The Big Dig: Whitefriars
At the beginning of the twenty-first century, construction of Canterbury’s Whitefriars shopping centre required a programme of urban archaeological excavation on an unprecedented scale. The excavation produced evidence of Canterbury’s past stretching back to prehistory. A number of significant Roman finds were made, including tessellated pavements and mosaic floors, and a metalled track way. A series of irregular burials within the city walls are perhaps those of victims of an epidemic at the very end of the Roman period. Some of the finds can be seen in this case.
Work to analyse the results of the dig is now drawing towards a close, and a series of books detailing the findings will be published soon. This remains the largest project ever undertaken by CAT and brought the Trust’s work to the nation’s attention through a series of television documentaries and associated community and art projects. When you take a walk through Whitefriars today, look for the archaeological site plans inscribed in the pavements.
The Marlowe Theatre
In 2009 the Trust undertook several excavations ahead of the construction of the new Marlowe Theatre. One of these, in the area now underneath the western side of the theatre, revealed the masonry remains of a Roman town house, with under-floor heating. The site was very difficult to excavate as it was at the level of the water table. Pumps were used during the dig, but at night when they were turned off the site would flood to a depth of three feet. Despite these challenges, five rooms of what must have been a very large house were identified. It had not previously been thought that such high-status houses existed in this area of the Roman city. One benefit of the waterlogged conditions was the remarkable preservation of a large timber door threshold, which was found in its original position. The timber was so large it had to be removed by crane. It is a unique survival for Roman Canterbury, and such finds are very rare elsewhere; hopefully it will be possible to display in the future. A few of the smaller finds can be seen in the case.

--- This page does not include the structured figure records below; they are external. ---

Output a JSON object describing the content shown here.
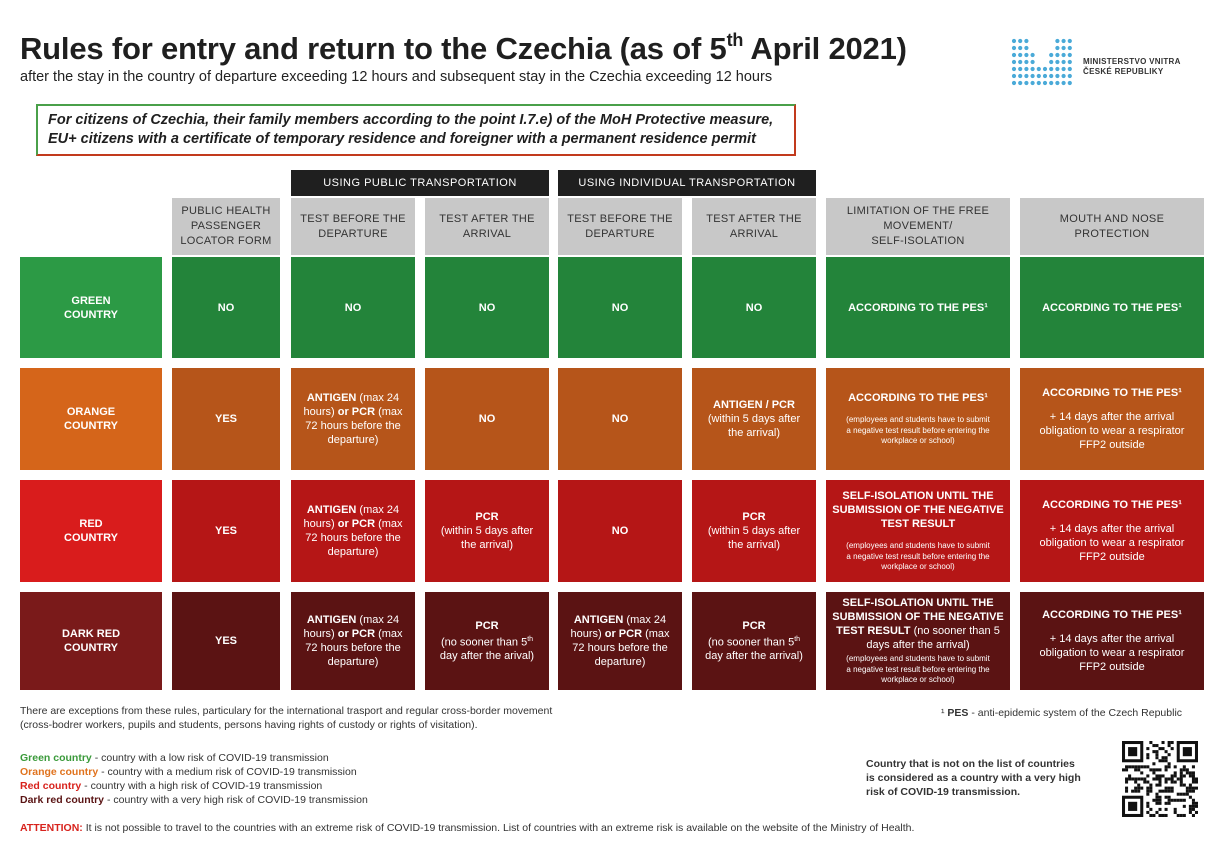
{
  "header": {
    "title_main": "Rules for entry and return to the Czechia (as of 5",
    "title_sup": "th",
    "title_end": " April 2021)",
    "subtitle": "after the stay in the country of departure exceeding 12 hours and subsequent stay in the Czechia exceeding 12 hours"
  },
  "logo": {
    "line1": "MINISTERSTVO VNITRA",
    "line2": "ČESKÉ REPUBLIKY",
    "icon": "ministry-dots-logo"
  },
  "banner": {
    "line1": "For citizens of Czechia, their family members according to the point I.7.e) of the MoH Protective measure,",
    "line2": "EU+ citizens with a certificate of temporary residence and foreigner with a permanent residence permit"
  },
  "groups": {
    "public": "USING PUBLIC TRANSPORTATION",
    "individual": "USING INDIVIDUAL TRANSPORTATION"
  },
  "columns": {
    "plf": [
      "PUBLIC HEALTH",
      "PASSENGER",
      "LOCATOR FORM"
    ],
    "pub_before": [
      "TEST BEFORE THE",
      "DEPARTURE"
    ],
    "pub_after": [
      "TEST AFTER THE",
      "ARRIVAL"
    ],
    "ind_before": [
      "TEST BEFORE THE",
      "DEPARTURE"
    ],
    "ind_after": [
      "TEST AFTER THE",
      "ARRIVAL"
    ],
    "limitation": [
      "LIMITATION OF THE FREE",
      "MOVEMENT/",
      "SELF-ISOLATION"
    ],
    "mouth": [
      "MOUTH AND NOSE",
      "PROTECTION"
    ]
  },
  "rows": {
    "green": {
      "label": [
        "GREEN",
        "COUNTRY"
      ],
      "plf": "NO",
      "pub_before": "NO",
      "pub_after": "NO",
      "ind_before": "NO",
      "ind_after": "NO",
      "limitation": "ACCORDING TO THE PES¹",
      "mouth": "ACCORDING TO THE PES¹"
    },
    "orange": {
      "label": [
        "ORANGE",
        "COUNTRY"
      ],
      "plf": "YES",
      "pub_before": [
        "ANTIGEN",
        " (max 24",
        "hours) ",
        "or PCR",
        " (max",
        "72 hours before the",
        "departure)"
      ],
      "pub_after": "NO",
      "ind_before": "NO",
      "ind_after": [
        "ANTIGEN / PCR",
        "(within 5 days after",
        "the arrival)"
      ],
      "limitation": [
        "ACCORDING TO THE PES¹",
        "(employees and students have to submit",
        "a negative test result before entering the",
        "workplace or school)"
      ],
      "mouth": [
        "ACCORDING TO THE PES¹",
        "+ 14 days after the arrival",
        "obligation to wear a respirator",
        "FFP2 outside"
      ]
    },
    "red": {
      "label": [
        "RED",
        "COUNTRY"
      ],
      "plf": "YES",
      "pub_before": [
        "ANTIGEN",
        " (max 24",
        "hours) ",
        "or PCR",
        " (max",
        "72 hours before the",
        "departure)"
      ],
      "pub_after": [
        "PCR",
        "(within 5 days after",
        "the arrival)"
      ],
      "ind_before": "NO",
      "ind_after": [
        "PCR",
        "(within 5 days after",
        "the arrival)"
      ],
      "limitation": [
        "SELF-ISOLATION UNTIL THE",
        "SUBMISSION OF THE NEGATIVE",
        "TEST RESULT",
        "(employees and students have to submit",
        "a negative test result before entering the",
        "workplace or school)"
      ],
      "mouth": [
        "ACCORDING TO THE PES¹",
        "+ 14 days after the arrival",
        "obligation to wear a respirator",
        "FFP2 outside"
      ]
    },
    "darkred": {
      "label": [
        "DARK RED",
        "COUNTRY"
      ],
      "plf": "YES",
      "pub_before": [
        "ANTIGEN",
        " (max 24",
        "hours) ",
        "or PCR",
        " (max",
        "72 hours before the",
        "departure)"
      ],
      "pub_after": [
        "PCR",
        "(no sooner than 5",
        "th",
        "day after the arival)"
      ],
      "ind_before": [
        "ANTIGEN",
        " (max 24",
        "hours) ",
        "or PCR",
        " (max",
        "72 hours before the",
        "departure)"
      ],
      "ind_after": [
        "PCR",
        "(no sooner than 5",
        "th",
        "day after the arrival)"
      ],
      "limitation": [
        "SELF-ISOLATION UNTIL THE",
        "SUBMISSION OF THE NEGATIVE",
        "TEST RESULT",
        " (no sooner than 5",
        "days after the arrival)",
        "(employees and students have to submit",
        "a negative test result before entering the",
        "workplace or school)"
      ],
      "mouth": [
        "ACCORDING TO THE PES¹",
        "+ 14 days after the arrival",
        "obligation to wear a respirator",
        "FFP2 outside"
      ]
    }
  },
  "footer": {
    "exceptions_line1": "There are exceptions from these rules, particulary for the international trasport and regular cross-border movement",
    "exceptions_line2": "(cross-bodrer workers, pupils and students, persons having rights of custody or rights of visitation).",
    "pes_sup": "¹ ",
    "pes_abbr": "PES",
    "pes_text": " - anti-epidemic system of the Czech Republic",
    "legend": [
      {
        "label": "Green country",
        "text": " - country with a low risk of COVID-19 transmission",
        "color": "#3a9a3a"
      },
      {
        "label": "Orange country",
        "text": " - country with a medium risk of COVID-19 transmission",
        "color": "#e0731e"
      },
      {
        "label": "Red country",
        "text": " - country with a high risk of COVID-19 transmission",
        "color": "#d8231d"
      },
      {
        "label": "Dark red country",
        "text": " - country with a very high risk of COVID-19 transmission",
        "color": "#5a1414"
      }
    ],
    "not_listed": [
      "Country that is not on the list of countries",
      "is considered as a country with a very high",
      "risk of COVID-19 transmission."
    ],
    "attention_label": "ATTENTION:",
    "attention_text": " It is not possible to travel to the countries with an extreme risk of COVID-19 transmission. List of countries with an extreme risk is available on the website of the Ministry of Health.",
    "qr_icon": "qr-code-icon"
  },
  "colors": {
    "green_label": "#2c9a45",
    "green_cell": "#23843a",
    "orange_label": "#d5651a",
    "orange_cell": "#b6551a",
    "red_label": "#d91c1c",
    "red_cell": "#b51616",
    "darkred_label": "#7a1a1a",
    "darkred_cell": "#5b1313",
    "group_head": "#1f1f1f",
    "col_head": "#c8c8c8"
  }
}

Archaeological investigations ahead of the redevelopment of St Mildred’s Tannery began in 1999 and continued for more than a decade alongside the construction programme. At 3.5 hectares, the site was nearly as large in area as Whitefriars. However, because most of the proposed housing did not include cellars or other underground structures, a very different archaeological strategy for this site was adopted. This sought to minimise damage to the remains by careful design, aiming to preserve them where they lie rather than staging large-scale excavations. As a result, most of the archaeology at the Tannery survives to this day, underneath the houses that now stand on the site, all of which rest on concrete piles. The archaeological work carried out focussed on the small holes for those piles, plus numerous service and drainage trenches. Nonetheless, some significant structures and deposits were identified, including a Roman aisled building, and many finds were recovered. A small selection is displayed.